Les troubles de l’humeur causent des difficultés considérables aux médecins chargés de les diagnostiquer, mais en causent de bien plus considérables encore aux malades qu’ils affligent. Néanmoins, tout espoir n’est pas perdu pour ces derniers.
[Notes]
^ § 8 Cela provient en partie du fait que seules les femmes sont concernées par la dépression du post-partum et par les modifications hormonales de la ménopause. En outre, elles sont généralement plus disposées à consulter un médecin et font donc plus souvent l’objet d’un diagnostic.
^ § 11 Par souci d’anonymat, certains prénoms ont été changés dans ce dossier.
^ § 16 Selon les médecins, chaque phase dure souvent plusieurs mois. Cependant, signalent-ils, il existe des formes à cycle rapide qui se caractérisent par plusieurs épisodes dépressifs et maniaques dans l’année. Dans certains cas, qui sont rares, des malades passent d’une extrême à l’autre en vingt-quatre heures.
[Entrefilet, page 6]
“ La stabilité n’est qu’un lieu de passage pour les maniacodépressifs. Aucun de nous n’y habite. ” — GLORIA.

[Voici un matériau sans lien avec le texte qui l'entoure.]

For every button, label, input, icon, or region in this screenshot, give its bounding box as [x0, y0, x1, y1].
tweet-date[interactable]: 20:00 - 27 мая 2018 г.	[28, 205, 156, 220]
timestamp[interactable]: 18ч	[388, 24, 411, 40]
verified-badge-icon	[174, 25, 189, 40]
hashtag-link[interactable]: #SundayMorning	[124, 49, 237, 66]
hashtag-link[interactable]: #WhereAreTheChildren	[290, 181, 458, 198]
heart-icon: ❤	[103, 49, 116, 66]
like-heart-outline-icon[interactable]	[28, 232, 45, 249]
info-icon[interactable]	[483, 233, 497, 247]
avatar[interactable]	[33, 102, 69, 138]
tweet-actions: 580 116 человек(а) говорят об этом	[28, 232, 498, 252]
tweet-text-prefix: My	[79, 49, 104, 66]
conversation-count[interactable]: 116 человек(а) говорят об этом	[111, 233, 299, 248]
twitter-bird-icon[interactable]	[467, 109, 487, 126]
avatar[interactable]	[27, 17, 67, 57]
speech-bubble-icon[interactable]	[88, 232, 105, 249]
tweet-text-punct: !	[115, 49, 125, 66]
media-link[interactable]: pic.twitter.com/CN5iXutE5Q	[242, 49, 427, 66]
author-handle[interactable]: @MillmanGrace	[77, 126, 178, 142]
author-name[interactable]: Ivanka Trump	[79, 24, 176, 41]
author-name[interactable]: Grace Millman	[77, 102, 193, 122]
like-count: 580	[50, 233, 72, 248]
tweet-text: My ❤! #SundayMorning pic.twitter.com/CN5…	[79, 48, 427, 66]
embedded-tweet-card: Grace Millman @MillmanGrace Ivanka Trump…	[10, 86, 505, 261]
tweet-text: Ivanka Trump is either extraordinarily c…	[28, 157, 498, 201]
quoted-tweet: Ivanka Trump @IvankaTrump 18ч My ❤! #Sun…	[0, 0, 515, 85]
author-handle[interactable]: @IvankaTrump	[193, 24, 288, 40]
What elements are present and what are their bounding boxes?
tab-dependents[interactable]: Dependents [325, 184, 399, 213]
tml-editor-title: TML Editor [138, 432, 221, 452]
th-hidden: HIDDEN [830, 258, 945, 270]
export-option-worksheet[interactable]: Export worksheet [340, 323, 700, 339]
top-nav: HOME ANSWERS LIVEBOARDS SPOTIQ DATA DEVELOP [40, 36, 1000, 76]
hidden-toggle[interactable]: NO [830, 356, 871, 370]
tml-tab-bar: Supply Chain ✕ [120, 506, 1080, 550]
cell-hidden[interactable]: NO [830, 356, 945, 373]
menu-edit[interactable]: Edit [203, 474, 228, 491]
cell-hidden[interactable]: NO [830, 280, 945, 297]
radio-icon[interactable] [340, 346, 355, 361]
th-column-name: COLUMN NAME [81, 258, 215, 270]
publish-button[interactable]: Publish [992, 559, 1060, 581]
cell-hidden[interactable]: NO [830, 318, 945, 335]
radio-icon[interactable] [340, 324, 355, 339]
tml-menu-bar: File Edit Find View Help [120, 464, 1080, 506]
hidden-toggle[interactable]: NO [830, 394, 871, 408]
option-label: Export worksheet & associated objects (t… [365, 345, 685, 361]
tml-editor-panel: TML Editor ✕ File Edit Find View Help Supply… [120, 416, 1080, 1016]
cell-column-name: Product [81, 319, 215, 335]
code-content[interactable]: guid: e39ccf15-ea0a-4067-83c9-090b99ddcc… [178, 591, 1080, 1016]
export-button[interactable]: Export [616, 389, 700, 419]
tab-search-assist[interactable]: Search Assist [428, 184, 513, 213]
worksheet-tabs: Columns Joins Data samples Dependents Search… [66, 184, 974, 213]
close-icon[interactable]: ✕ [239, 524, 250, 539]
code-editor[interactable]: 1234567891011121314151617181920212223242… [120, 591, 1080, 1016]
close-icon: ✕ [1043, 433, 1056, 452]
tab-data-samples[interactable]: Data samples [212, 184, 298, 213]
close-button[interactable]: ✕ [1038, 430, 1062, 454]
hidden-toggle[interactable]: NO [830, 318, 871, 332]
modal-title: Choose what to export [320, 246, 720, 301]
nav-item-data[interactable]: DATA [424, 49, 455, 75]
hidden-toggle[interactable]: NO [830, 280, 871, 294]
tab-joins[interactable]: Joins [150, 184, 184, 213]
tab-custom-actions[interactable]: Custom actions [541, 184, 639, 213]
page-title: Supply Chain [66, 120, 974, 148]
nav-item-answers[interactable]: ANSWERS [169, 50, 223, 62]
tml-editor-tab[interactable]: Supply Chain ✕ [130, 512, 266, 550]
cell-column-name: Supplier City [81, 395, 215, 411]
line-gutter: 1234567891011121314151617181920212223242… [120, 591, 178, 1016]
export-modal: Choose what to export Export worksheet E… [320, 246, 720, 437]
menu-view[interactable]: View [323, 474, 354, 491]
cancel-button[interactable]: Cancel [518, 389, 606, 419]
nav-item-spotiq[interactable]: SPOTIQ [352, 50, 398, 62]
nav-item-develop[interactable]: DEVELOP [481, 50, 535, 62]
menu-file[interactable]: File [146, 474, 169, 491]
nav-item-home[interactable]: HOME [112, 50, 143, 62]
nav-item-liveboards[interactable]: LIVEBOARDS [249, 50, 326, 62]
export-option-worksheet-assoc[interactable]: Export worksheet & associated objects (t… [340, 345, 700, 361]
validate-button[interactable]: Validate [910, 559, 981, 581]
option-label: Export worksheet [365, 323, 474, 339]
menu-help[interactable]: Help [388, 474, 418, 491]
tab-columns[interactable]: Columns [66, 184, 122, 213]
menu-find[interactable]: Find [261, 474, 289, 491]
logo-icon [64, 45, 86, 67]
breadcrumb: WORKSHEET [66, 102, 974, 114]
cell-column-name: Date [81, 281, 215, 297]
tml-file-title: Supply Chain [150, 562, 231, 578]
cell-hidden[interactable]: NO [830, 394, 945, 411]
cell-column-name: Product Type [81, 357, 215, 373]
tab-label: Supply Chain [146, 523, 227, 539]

[Encadré/Illustration, page 5]
Les symptômes de la dépression grave *
● Humeur chagrine la plupart du temps, presque tous les jours, pendant au moins deux semaines
● Désintérêt pour des activités qui étaient auparavant source de plaisir
● Prise ou perte importante de poids
● Excès ou insuffisance de sommeil
● Ralentissement ou intensification anormale des fonctions motrices
● Épuisement sans cause apparente
● Sentiments de médiocrité et/ou de culpabilité injustifiée
● Diminution des facultés de concentration
● Idées suicidaires chroniques
Certains de ces symptômes peuvent être aussi le signe d’un trouble dysthymique, une forme plus modérée, mais plus durable, de dépression.
[Note de l’encadré]
^ § 31 Cette liste ne donne qu’une vue d’ensemble des symptômes. Elle ne doit en aucun cas servir de base à un autodiagnostic. De plus, certains symptômes peuvent être l’indice de troubles autres que la dépression.